Every day, the media beat the drum of woe about how bad the economy is. There is so much wailing and gnashing of teeth that someone might get the idea that this is the first time since 1929 that our economy has been anything but roses and clover. A friend sent me this quote today. We were discussing it on Friday. It's a longish quote, but worth the time, so bear with me:
" I don't have to tell you things are bad. Everybody knows things are bad. It's a depression. Everybody's out of work or scared of losing their job. The dollar buys a nickel's work, banks are going bust, shopkeepers keep a gun under the counter. Punks are running wild in the street and there's nobody anywhere who seems to know what to do, and there's no end to it. We know the air is unfit to breathe and our food is unfit to eat, and we sit watching our TV's while some local newscaster tells us that today we had fifteen homicides and sixty-three violent crimes, as if that's the way it's supposed to be. We know things are bad - worse than bad. They're crazy. It's like everything everywhere is going crazy, so we don't go out anymore. We sit in the house, and slowly the world we are living in is getting smaller, and all we say is, 'Please, at least leave us alone in our living rooms.
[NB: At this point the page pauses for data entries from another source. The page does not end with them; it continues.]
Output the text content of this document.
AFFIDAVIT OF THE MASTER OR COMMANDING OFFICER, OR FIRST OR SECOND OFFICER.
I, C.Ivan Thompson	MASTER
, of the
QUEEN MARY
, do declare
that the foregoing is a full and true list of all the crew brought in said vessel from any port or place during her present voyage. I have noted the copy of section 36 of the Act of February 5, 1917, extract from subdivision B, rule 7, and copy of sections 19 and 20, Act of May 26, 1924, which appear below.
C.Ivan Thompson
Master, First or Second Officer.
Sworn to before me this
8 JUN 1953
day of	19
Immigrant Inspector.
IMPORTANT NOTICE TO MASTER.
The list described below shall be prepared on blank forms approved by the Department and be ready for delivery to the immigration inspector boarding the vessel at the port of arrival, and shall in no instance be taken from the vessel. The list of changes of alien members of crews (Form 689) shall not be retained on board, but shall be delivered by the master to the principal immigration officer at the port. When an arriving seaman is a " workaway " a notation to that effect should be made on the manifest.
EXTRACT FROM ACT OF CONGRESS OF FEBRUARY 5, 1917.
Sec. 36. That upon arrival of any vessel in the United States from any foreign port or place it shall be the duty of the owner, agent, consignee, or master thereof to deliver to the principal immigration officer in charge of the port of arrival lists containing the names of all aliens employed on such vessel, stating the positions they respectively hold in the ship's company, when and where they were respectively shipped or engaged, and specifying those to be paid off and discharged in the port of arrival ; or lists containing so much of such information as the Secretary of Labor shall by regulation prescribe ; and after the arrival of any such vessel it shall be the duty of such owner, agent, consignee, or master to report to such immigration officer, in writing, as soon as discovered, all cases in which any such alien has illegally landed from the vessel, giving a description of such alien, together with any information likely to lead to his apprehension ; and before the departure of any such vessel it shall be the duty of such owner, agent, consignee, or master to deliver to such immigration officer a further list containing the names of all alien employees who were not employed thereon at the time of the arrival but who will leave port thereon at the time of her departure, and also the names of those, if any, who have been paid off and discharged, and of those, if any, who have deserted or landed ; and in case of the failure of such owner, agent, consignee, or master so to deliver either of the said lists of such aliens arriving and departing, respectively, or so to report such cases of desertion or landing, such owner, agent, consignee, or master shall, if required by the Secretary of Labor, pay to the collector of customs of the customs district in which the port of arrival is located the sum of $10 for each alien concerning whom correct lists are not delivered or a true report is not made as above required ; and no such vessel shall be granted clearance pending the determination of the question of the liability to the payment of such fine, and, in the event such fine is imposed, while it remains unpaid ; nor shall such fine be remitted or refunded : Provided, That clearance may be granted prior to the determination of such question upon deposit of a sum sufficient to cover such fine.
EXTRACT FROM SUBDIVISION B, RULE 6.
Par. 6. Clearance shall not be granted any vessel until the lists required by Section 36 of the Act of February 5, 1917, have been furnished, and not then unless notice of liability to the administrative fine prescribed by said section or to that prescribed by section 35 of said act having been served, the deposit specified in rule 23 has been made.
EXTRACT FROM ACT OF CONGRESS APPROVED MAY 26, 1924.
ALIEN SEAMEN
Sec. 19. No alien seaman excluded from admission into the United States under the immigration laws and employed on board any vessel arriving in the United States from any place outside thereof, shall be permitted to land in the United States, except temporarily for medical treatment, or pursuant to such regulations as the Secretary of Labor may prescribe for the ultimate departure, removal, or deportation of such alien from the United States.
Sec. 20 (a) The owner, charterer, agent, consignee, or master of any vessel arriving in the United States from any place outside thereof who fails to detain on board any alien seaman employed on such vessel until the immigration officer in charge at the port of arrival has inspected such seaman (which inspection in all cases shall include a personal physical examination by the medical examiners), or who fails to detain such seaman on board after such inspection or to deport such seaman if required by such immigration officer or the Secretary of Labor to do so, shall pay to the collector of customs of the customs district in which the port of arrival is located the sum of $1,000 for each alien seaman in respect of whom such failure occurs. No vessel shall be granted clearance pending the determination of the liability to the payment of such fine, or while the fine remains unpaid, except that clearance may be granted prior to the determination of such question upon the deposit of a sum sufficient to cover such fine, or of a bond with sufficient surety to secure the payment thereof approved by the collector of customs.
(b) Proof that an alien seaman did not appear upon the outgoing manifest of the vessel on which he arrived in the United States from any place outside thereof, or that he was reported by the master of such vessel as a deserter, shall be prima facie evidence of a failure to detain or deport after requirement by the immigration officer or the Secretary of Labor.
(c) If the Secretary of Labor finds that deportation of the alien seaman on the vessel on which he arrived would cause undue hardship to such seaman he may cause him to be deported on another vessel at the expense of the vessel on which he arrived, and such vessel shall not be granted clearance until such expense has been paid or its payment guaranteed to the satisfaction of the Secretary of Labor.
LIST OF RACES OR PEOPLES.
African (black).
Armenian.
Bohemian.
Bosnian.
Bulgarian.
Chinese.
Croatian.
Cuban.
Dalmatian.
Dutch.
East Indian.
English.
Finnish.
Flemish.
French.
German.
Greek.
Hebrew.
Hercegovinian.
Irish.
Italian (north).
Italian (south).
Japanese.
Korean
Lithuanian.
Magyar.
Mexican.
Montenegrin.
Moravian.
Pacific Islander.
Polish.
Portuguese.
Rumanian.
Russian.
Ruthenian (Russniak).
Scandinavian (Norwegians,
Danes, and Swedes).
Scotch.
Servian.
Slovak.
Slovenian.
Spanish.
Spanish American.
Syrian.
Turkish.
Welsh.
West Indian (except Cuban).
Let me have my toaster and my TV and my steel-belted radials and I won't say anything. Just leave us alone.' Well, I'm not gonna leave you alone. I want you to get mad! I don't want you to protest. I don't want you to riot - I don't want you to write to your congressman because I wouldn't know what to tell you to write. I don't know what to do about the depression and the inflation and the Russians and the crime in the street. All I know is that first you've got to get mad. "
Doesn't this sound like today? You've probably heard something akin to this on the TV or radio this week. These words, however, were spoken by Howard Beale in the 1976 movie "Network". In January 1973, we had a catastrophic "stock market crash" with stocks losing 30 to 40% in value. The arabs instituted their oil embargo and oil costs quadrupled. The economy stalled. People lost jobs. Banks failed. It was the end of the world as we knew it. Wail. Gnash teeth. Howard Beale summed it up.
But, for all those people who sold their clothes and sat on their rooftops in order to watch the world burst into flames, it didn't. America struggled through a couple lean years of non-boom, but by the late 70s had recovered just fine.
Everyone needs to just shut up, sit down, and cool off. Don't sell your clothes and go sit on your roof. The world is NOT going to burst into flames. The "end of the world" has seen more sequels than Rocky. Stop being stampeded by the media.